2. "abcd".replace(/.*?/g, "x") with a lazy quantifier *? outputs "xaxbxcxdx"

   • The match list is [("", 0), ("", 1), ("", 2), ("", 3), ("", 4)]

     In contrast to the previous example, here ("a", 0), ("ab", 0), ("abc", 0), or even ("abcd", 0) are not included due to the quantifier's laziness that strictly limits it to find the shortest possible match.

   • Since all match strings are empty, no actual replacement occurs, but instead insertions of x at positions 0, 1, 2, 3, and 4.

3. "abcd".replace(/.+?/g, "x") with a lazy quantifier +? outputs "xxxx"

   • The match list is [("a", 0), ("b", 1), ("c", 2), ("d", 3)]

4. "abcd".replace(/.{2,}?/g, "x") with a lazy quantifier [2,}? outputs "xx"

   • The match list is [("ab", 0), ("cd", 2)]

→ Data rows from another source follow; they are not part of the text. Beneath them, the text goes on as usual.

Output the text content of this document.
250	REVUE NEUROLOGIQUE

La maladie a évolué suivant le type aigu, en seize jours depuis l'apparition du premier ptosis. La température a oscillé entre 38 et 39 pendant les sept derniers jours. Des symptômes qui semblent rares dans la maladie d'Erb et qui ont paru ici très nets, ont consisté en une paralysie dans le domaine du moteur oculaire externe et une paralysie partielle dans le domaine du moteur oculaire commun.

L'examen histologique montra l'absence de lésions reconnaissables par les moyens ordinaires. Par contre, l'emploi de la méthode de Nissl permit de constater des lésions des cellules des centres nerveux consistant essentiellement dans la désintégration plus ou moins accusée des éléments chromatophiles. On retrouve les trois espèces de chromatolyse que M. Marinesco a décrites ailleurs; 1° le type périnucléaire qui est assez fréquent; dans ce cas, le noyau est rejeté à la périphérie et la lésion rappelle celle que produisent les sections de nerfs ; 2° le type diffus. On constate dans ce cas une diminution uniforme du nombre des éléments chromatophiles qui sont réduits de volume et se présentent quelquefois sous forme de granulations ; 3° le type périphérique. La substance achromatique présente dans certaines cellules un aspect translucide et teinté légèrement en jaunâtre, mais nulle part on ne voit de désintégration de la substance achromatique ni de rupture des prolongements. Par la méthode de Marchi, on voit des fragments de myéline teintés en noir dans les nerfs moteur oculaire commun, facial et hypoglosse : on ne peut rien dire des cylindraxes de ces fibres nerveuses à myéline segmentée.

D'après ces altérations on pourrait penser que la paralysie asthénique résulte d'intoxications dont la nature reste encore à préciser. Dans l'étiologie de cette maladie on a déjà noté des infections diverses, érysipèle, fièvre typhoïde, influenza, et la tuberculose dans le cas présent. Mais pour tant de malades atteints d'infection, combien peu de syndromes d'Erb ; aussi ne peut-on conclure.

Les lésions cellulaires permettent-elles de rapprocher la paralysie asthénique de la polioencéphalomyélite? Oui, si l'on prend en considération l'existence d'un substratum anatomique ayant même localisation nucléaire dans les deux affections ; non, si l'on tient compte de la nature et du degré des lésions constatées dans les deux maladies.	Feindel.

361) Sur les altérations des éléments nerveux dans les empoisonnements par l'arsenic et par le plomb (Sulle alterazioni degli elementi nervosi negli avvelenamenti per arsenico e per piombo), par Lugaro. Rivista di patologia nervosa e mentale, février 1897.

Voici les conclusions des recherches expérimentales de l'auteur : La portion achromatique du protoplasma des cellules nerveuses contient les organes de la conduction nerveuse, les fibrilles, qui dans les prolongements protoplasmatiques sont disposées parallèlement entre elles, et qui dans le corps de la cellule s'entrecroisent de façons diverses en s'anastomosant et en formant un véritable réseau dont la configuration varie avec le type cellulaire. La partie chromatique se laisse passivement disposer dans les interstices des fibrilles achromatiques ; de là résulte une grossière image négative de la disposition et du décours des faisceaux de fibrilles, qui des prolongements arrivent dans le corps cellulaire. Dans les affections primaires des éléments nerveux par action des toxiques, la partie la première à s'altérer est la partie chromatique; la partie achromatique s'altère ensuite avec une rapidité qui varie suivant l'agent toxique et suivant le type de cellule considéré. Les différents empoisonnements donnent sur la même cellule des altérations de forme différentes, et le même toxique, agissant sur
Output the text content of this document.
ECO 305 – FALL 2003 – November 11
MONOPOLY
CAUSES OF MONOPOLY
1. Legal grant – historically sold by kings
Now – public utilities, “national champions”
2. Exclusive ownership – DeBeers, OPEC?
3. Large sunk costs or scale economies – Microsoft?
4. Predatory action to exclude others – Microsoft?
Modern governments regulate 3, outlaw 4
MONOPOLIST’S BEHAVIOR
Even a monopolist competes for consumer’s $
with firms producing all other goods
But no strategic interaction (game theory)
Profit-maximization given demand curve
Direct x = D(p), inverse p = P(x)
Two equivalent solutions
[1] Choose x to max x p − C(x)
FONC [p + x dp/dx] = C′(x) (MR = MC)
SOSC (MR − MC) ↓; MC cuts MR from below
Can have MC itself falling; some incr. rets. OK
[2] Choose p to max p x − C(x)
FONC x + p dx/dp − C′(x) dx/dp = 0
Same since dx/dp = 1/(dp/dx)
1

5. "abcd".replace(/.{0}/g, "x") outputs "xaxbxcxdx" by the same logic as in example 2.

Harder Examples

We can consistently exploit the idea of insertion instead of replacement if we just always match an empty string and control the position where such matches happen to our advantage. For example, we can create regular expressions matching the empty string at every even position to insert a character there:

1. "abcdefgh".replace(/(?<=^(..)*)/g, "_")) with a positive lookbehind (?<=...) outputs "_ab_cd_ef_gh_" (only supported in Chrome so far)

   • The match list is [("", 0), ("", 2), ("", 4), ("", 6), ("", 8)]

2. "abcdefgh".replace(/(?=(..)*$)/g, "_")) with a positive lookahead (?=...) outputs "_ab_cd_ef_gh_"

   • The match list is [("", 0), ("", 2), ("", 4), ("", 6), ("", 8)]

The first match is obviously "asdf" (Position [0,4]). Because the global flag (g) is set, it continues searching. At this point (Position 4), it finds a second match, an empty string (Position [4,4]).

Remember that * matches zero or more elements.